# Words A Good Wife Should Say (PG-16)



## crewdawg52 (Aug 17, 2007)

Words men should be hearing!

-  Are you sure you've had enough to drink?

-  Shouldn't you be down at the bar with your friends?

-  That was a GREAT fart!  Do another!

-  I've decided to stop wearing clothes around the house.

-  You're so sexy when you're hungover.

-  I'd rather watch football and drink deer with you than go shopping.

-  Let's subscribe to Hustler.

-  Say honey, lets go to the mall so you can check out the girls' butts.

-  I'll be outside painting the house

-  I love it when you play golf on Sunday.  I just wish you had time to play it
   on Saturday too.

-  Honey, our new neighbor's daughter is sunbathing again.  Come out and 
   see.

-  I know it's alot tighter back there, but please try again.

-  Oh no, I'll take the car to have the oil changed.

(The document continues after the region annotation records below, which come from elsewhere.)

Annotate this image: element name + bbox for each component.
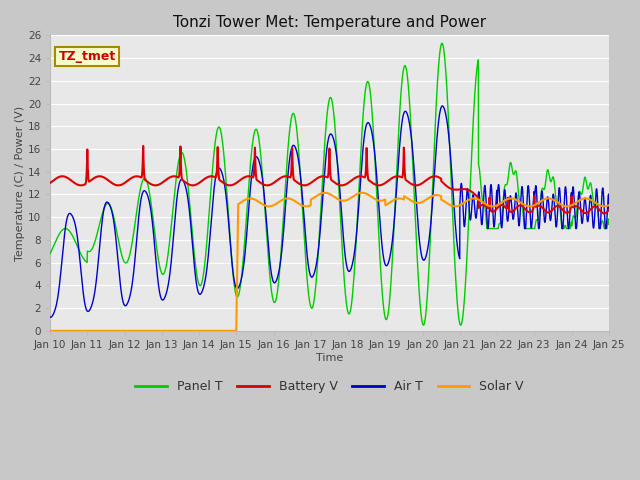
- Solar V: [358, 190, 366, 196]
- Panel T: [202, 248, 210, 253]
- Air T: [605, 191, 612, 197]
- Solar V: [202, 328, 210, 334]
- X-axis label: Time: Time: [316, 353, 343, 363]
- Air T: [605, 207, 612, 213]
- Line: Battery V: Battery V: [50, 146, 609, 214]
- Panel T: [552, 196, 560, 202]
- Battery V: [600, 211, 608, 216]
- Solar V: [605, 203, 612, 208]
- Line: Panel T: Panel T: [50, 43, 609, 325]
- Panel T: [46, 251, 54, 257]
- Air T: [394, 168, 402, 174]
- Title: Tonzi Tower Met: Temperature and Power: Tonzi Tower Met: Temperature and Power: [173, 15, 486, 30]
- Y-axis label: Temperature (C) / Power (V): Temperature (C) / Power (V): [15, 106, 25, 261]
- Air T: [166, 271, 173, 276]
- Panel T: [605, 216, 612, 222]
- Solar V: [552, 198, 559, 204]
- Battery V: [605, 207, 612, 213]
- Solar V: [46, 328, 54, 334]
- Air T: [552, 223, 560, 229]
- Air T: [202, 271, 210, 276]
- Line: Solar V: Solar V: [50, 193, 609, 331]
- Battery V: [140, 143, 147, 149]
- Panel T: [605, 221, 612, 227]
- Battery V: [166, 174, 173, 180]
- Solar V: [384, 201, 392, 206]
- Battery V: [605, 207, 612, 213]
- Panel T: [394, 148, 401, 154]
- Solar V: [166, 328, 173, 334]
- Panel T: [438, 40, 446, 46]
- Panel T: [384, 312, 392, 318]
- Air T: [46, 314, 54, 320]
- Battery V: [552, 204, 559, 209]
- Panel T: [457, 322, 465, 328]
- Air T: [47, 314, 54, 320]
- Battery V: [384, 178, 392, 184]
- Solar V: [605, 203, 612, 208]
- Text: TZ_tmet: TZ_tmet: [58, 50, 116, 63]
- Air T: [438, 103, 446, 109]
- Battery V: [202, 175, 210, 181]
- Air T: [384, 261, 392, 266]
- Solar V: [394, 196, 402, 202]
- Panel T: [166, 238, 173, 243]
- Battery V: [46, 180, 54, 186]
- Battery V: [394, 173, 402, 179]
- Line: Air T: Air T: [50, 106, 609, 317]
- Legend: Panel T, Battery V, Air T, Solar V: Panel T, Battery V, Air T, Solar V: [131, 375, 529, 398]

-  Do me a favor and skip the stupid Valentines card.  Go out and buy your-
   self some new clubs.

-  I understand fully.  Our annivrsary is only once a year.  You go ahead and
   go hunting with the guys.  It's a great stress reliever.

-  Listen, I make enough money for the both of us.  Why don't you retire and
   get that handicap down to a 7.

-  I signed up for yoga and stretching classes so that I can get my ankles 
   behind my head just for you.


----------



## ba_loko (Aug 17, 2007)

I'm forwarding this to my wife.......wish me luck.


----------



## bigarm's smokin (Aug 17, 2007)

*Dang, does such a creature exist? *


----------



## vulcan75001 (Aug 17, 2007)

Kev.
Hope ya have the dog house fully furnished, and lot of paper towels to clean up the mess when  the Chit hits the fan....


----------



## wvsmokeman (Aug 17, 2007)

Ah, we can dream can't we ?


----------



## bbq bubba (Aug 17, 2007)

Well Geoff, should be nice talking to you at Silver lake with your jaw wired shut!!


----------



## mossymo (Aug 17, 2007)

I made a copy of all of these rules and printed them out and taped them to our headbord. My wife tells me her attorney will use this as evidence..... I am going with the thought that these are not rules;..... just suggestions....


----------



## gypsyseagod (Aug 17, 2007)

just tell her to start sleeping w/ the divorce lawyer..he'll be done w/ closing arguements before she is.....(no offense tatonka-just sounded like a good lawyer joke in the making)


----------



## bigarm's smokin (Aug 17, 2007)

*A "Good lawyer" , Gypsy, thats an oxiymoron, or is it, I'm a moron? I thinks its, "time to hit the hay"  nite y'all. 
	

	
	
		
		



		
		
	


	



*


----------



## richoso1 (Aug 17, 2007)

Just like a woman... never satisfied.


----------



## blackhawk19 (Aug 17, 2007)

Good one Dawg


----------